Key View: Venezuela will slowly boost its natural gas output through a number of projects, particularly offshore. However, a history of insufficient investment and prolonged production delays, in addition to the ongoing US sanctions, inform our more cautious growth forecast. Overall gas production will remain substantially below the country's production potential throughout our forecast period.
With vast below-ground potential, Venezuela has made significant efforts to expand its production of natural gas since implementing the Gas Hydrocarbons Law in 1999. This law allows 100% private ownership of non-associated gas projects and offers more competitive royalty and income tax rates.
When the US became increasingly reliant on LNG imports in the mid-2000s, then-president Hugo Chávez formulated a plan to transform Venezuela from a small-scale gas importer to a major regional exporter by 2012. Even with substantial offshore gas resources, the plan was ambitious and required billions of dollars of investment and long-term cooperation with foreign operators. However, as US shale output picked up speed, this increased pressure on the Latin American country's gas sector. Since then Venezuela has experienced moderate but steady output increases, reaching 23.4bcm in 2016, up from 21.1bcm in 2013.
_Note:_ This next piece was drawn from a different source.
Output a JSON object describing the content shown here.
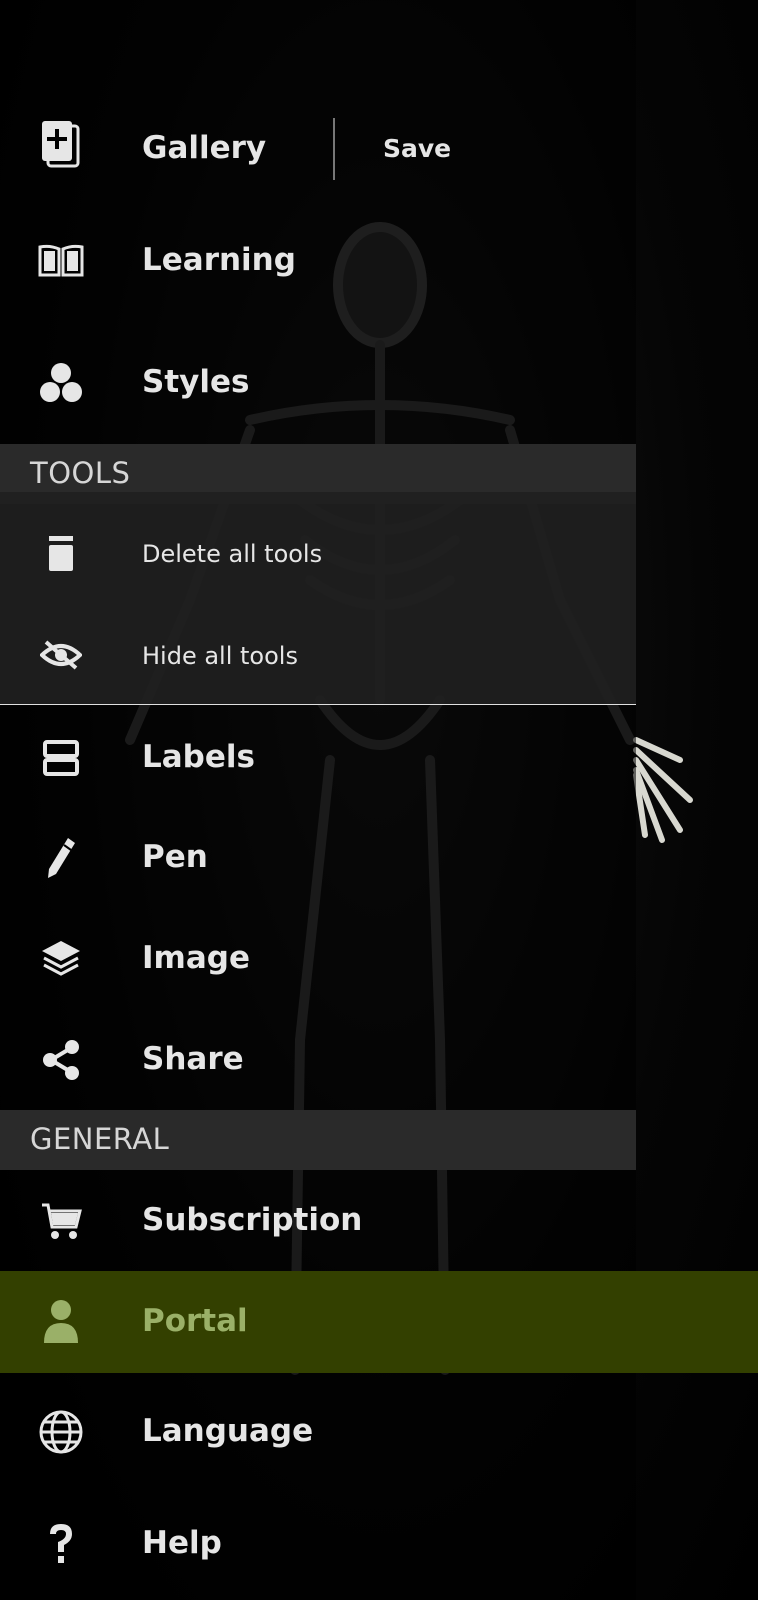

We expected this trend will falter over the next several years, with gas production expected to remain below its 2016 high until 2022. Over the second half of our forecast period, we expect the sector will stage a modest recovery as private investment returns to the space. By 2031, we estimate production will reach 26.7bcm. While this represents a positive trend for Venezuela's natural gas sector, we acknowledge this is still modest given the country's significant proven reserves. Continued regulatory delays and operational challenges will hamper overall production at several notable gas projects, encouraging our more cautious stance.
The majority of Venezuela's natural gas resources will remain ineffectively operated by PDVSA as associated gas plays. We therefore believe stronger growth will allude the country as private investors in non-associated offshore acreage experience continued production delays. Moreover, an estimated 30% of supplies are re-injected into oil fields to boost production rates at crude developments. Although several international oil companies - including Equinor, Chevron, Total and Eni - have enjoyed moderate exploration success, they have suffered repeated setbacks as a result of continued operational and macroeconomic instability.
Many of PDVSA's gas projects have been postponed or repeatedly delayed, most notably the Mariscal Sucre project. After a USD200mn exploration rig sunk in March 2010, the government struggled to bring the complex online, pushing back the date of first production several times. In the medium term, limited production growth in Venezuela will be driven by underperformance at a number of offshore projects, including the Deltana Platform (including the Lorán-Manatee), the Mariscal Sucre complex (including the Río Caribe, Mejillones, Patao and Dragón fields) and the Rafael Urdaneta project (including the Perla gas field in the Cardón IV block).
PDVSA's multi-billion dollar joint agreements with Rosneft to increase gas production in Venezuela - first in June 2015 then in October 2016 and finally December 2017 - include a number of these fields in the Mariscal Sucre gas project. Rosneft was awarded a 30-year licence to operate and develop the Patao and Mejillones offshore fields in 2017. The company will have the right to sell all of the fields' production for export, including in the form of LNG. However, given a lack of timelines and advancement related to this strategy, we have not accounted for these plans in our current forecasts.
In an effort to expedite gas development, in October 2019 the government under President Nicolás Maduro removed VAT charges and import taxes on equipment for Gazprom to help incentivise rapid development of the Patao and Mejillones shallow-water fields but progress on both fields has stopped, according to media reports.
PDVSA indicated high hopes for the country's offshore production capacity, anticipating that by the end of 2017 the Cardon IV block as well as the Dragón, Rio Caribe and Patao fields would produce 33.7mcm/d (12.3bcm). These estimates proved ambitious given rising political and economic instability that has thwarted the development of this sector.
The governments of Venezuela and Trinidad & Tobago restarted negotiations in September 2015 to exploit offshore deposits that lie between the two countries. After signing a joint memorandum of understanding in December 2016, the countries agreed to develop an offshore pipeline in March 2017 to increase Venezuela's access to Trinidad & Tobago. We cautioned that supplies are unlikely to reach Trinidad & Tobago given continued project delays and a lack of funding, particularly in the wake of US sanctions enacted in August 2017 and in January 2019.
US sanctions have effectively put a hold on the Venezuela and Trinidad & Tobago bilateral natural gas deal from August 2018, which was slated to transport piped gas from Venezuela's offshore Dragon field to the Hibiscus platform in Trinidad, starting with 4.25mcm/d in 2020 and eventually reaching 8.5mcm/d. Dragon forms part of Venezuela's 416bcm Mariscal Sucre complex that also includes the Patao, Mejillones and Rio Caribe fields. The Trinidad & Tobago government rescinded the Unitisation Agreement for the exploitation and development of joint Loran-Manatee field in February choosing to proceed alone without developing the Loran field on the Venezuelan side of the border, dealing a further blow to increased gas production ambitions.